LVIII
MARRIAGE LESSONS
What has marriage taught you?
“The chief thing that marriage has taught me,” said a man who has had forty years of experience in matrimony, “is that women are human beings. When a man acquires that piece of information it always gives him a bit of a jolt, for most men never really think of women as human beings at all. They think, according to their kind, of women as angels, above all earthly passions, with no nerves or tempers, or selfish cravings for pleasure and who find their joy in life in loving the unlovable and forgiving the unforgivable and being a sweet, gooey, sticky mass of gentleness and patience and unselfishness. Or they think of women as being baby dolls to be dressed up and played with and put on the shelf when they are tired of them. Or they think of women as pieces of household machinery—sort of automatic, self-starting cooks and carpet sweepers and washers and menders, who run on their own power and who don’t even have to be oiled up with a few lubricating words of praise now and then.
“And so husbands treat their wives according to their conception of what women are, and that is why marriage is so often a failure and why there are so many divorces. Women don’t want to be regarded either as saints or toys or domestic conveniences. They want to be treated as human beings and have their husbands give them the same sort of a square deal a man gives his business partner.
“About nine-tenths of the spats that married people have are over money. It gets on the husband’s nerves to have the woman eternally dunning him for money. It seems to him that before he gets his hat off in the evening she begins asking for a few dollars for this and for that. Then the bills come in, and they are always bigger than he expected, and he rows about it, and she thinks that he is stingy.
“The trouble is that the man isn’t treating his wife like a rational human being. He is expecting her to be a miracle worker and run a house on air. He is humiliating her and making her feel that he is a tyrant by making her come like a beggar to him for every penny because he has got an idea that women don’t mind panhandling. Furthermore, he is expecting her to gauge her expenditures wisely, when she hasn’t the faintest idea of what her resources are.
“I have found out that it saves friction over money to make my wife as liberal an allowance as I can. I have found out that if you will explain to a woman just exactly how the financial situation stands in the family and why you can’t afford the thing she wants she will not only do without it gladly but cut down her expenses in other ways and help you to save. It is believing that their husbands are holding out on them and not splitting fifty-fifty with them that makes women reckless spenders.
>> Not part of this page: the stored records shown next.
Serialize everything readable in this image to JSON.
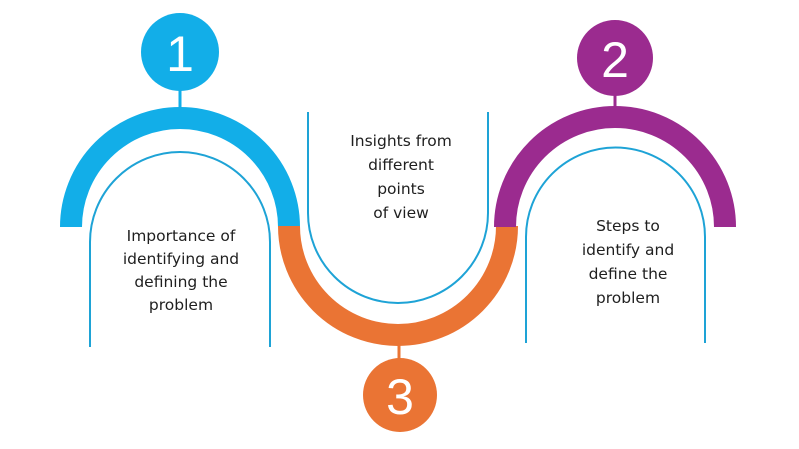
{
  "diagram": {
    "type": "three-step process wave",
    "outline_color": "#1ea3d6",
    "steps": [
      {
        "number": "1",
        "color": "#12aee8",
        "lines": [
          "Importance of",
          "identifying and",
          "defining the",
          "problem"
        ]
      },
      {
        "number": "2",
        "color": "#9b2b8f",
        "lines": [
          "Steps to",
          "identify and",
          "define the",
          "problem"
        ]
      },
      {
        "number": "3",
        "color": "#ea7434",
        "lines": [
          "Insights from",
          "different",
          "points",
          "of view"
        ]
      }
    ]
  }
}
“And I have found that a man is a fool who lies to his wife. In the end she always catches up with him, and then she imagines things ten times worse than they were. If a man telephones his wife that he is going to stay downtown and meet a customer from Oshkosh and she learns that he really played poker with the boys she pictures a scene of wild debauchery and leaps to the conclusion that he is leading the double life and he never hears the last of it. But if he tells her just what he is going to do she is so flattered at being trusted and thought broadminded enough not to begrudge her husband an evening’s pleasure that she goes to bed and goes to sleep instead of waiting up for him with a curtain lecture sizzling in her mind.
“Marriage has taught me that women think more of words than they do of deeds and that a woman would rather have her husband tell her that he loves her than to have him work his fingers to the bone for her and never make her a soft speech. As long as a husband tells his wife how beautiful she is and how he would like to deck her out in diamonds and sables she is perfectly content to do without them and wear hand-me-downs. It is only when she thinks that he doesn’t care whether she has fine clothes or not that she gets peevish over not having the finery that other women have.
“Marriage has taught me that in the family circle the hammer is a boomerang that returns and annihilates the hammerer. If you knock your wife’s cooking she says, ‘What’s the use of trying to please you?’ and makes no effort to improve; but if you praise her dinners she breaks her neck trying to make them better and better. If you criticize the size of the bills she revenges herself by buying something that really cost money; but if you tell her what a help she is to you and what a marvelous manager, she becomes a nickel-nurser.
“If you find fault with her hat or her dress, you have to buy her a new one; but if you tell her how becoming her last year’s costume is and how it brings out her lines, she will wear it into shreds. Marriage has taught me that if you let your wife know that you admire her and appreciate her, that you are grateful to her for all that she does for you and that you try to do all in your power to make her happy, she will repay you a thousandfold and there is nothing she won’t do for you and no fault she won’t overlook in you.”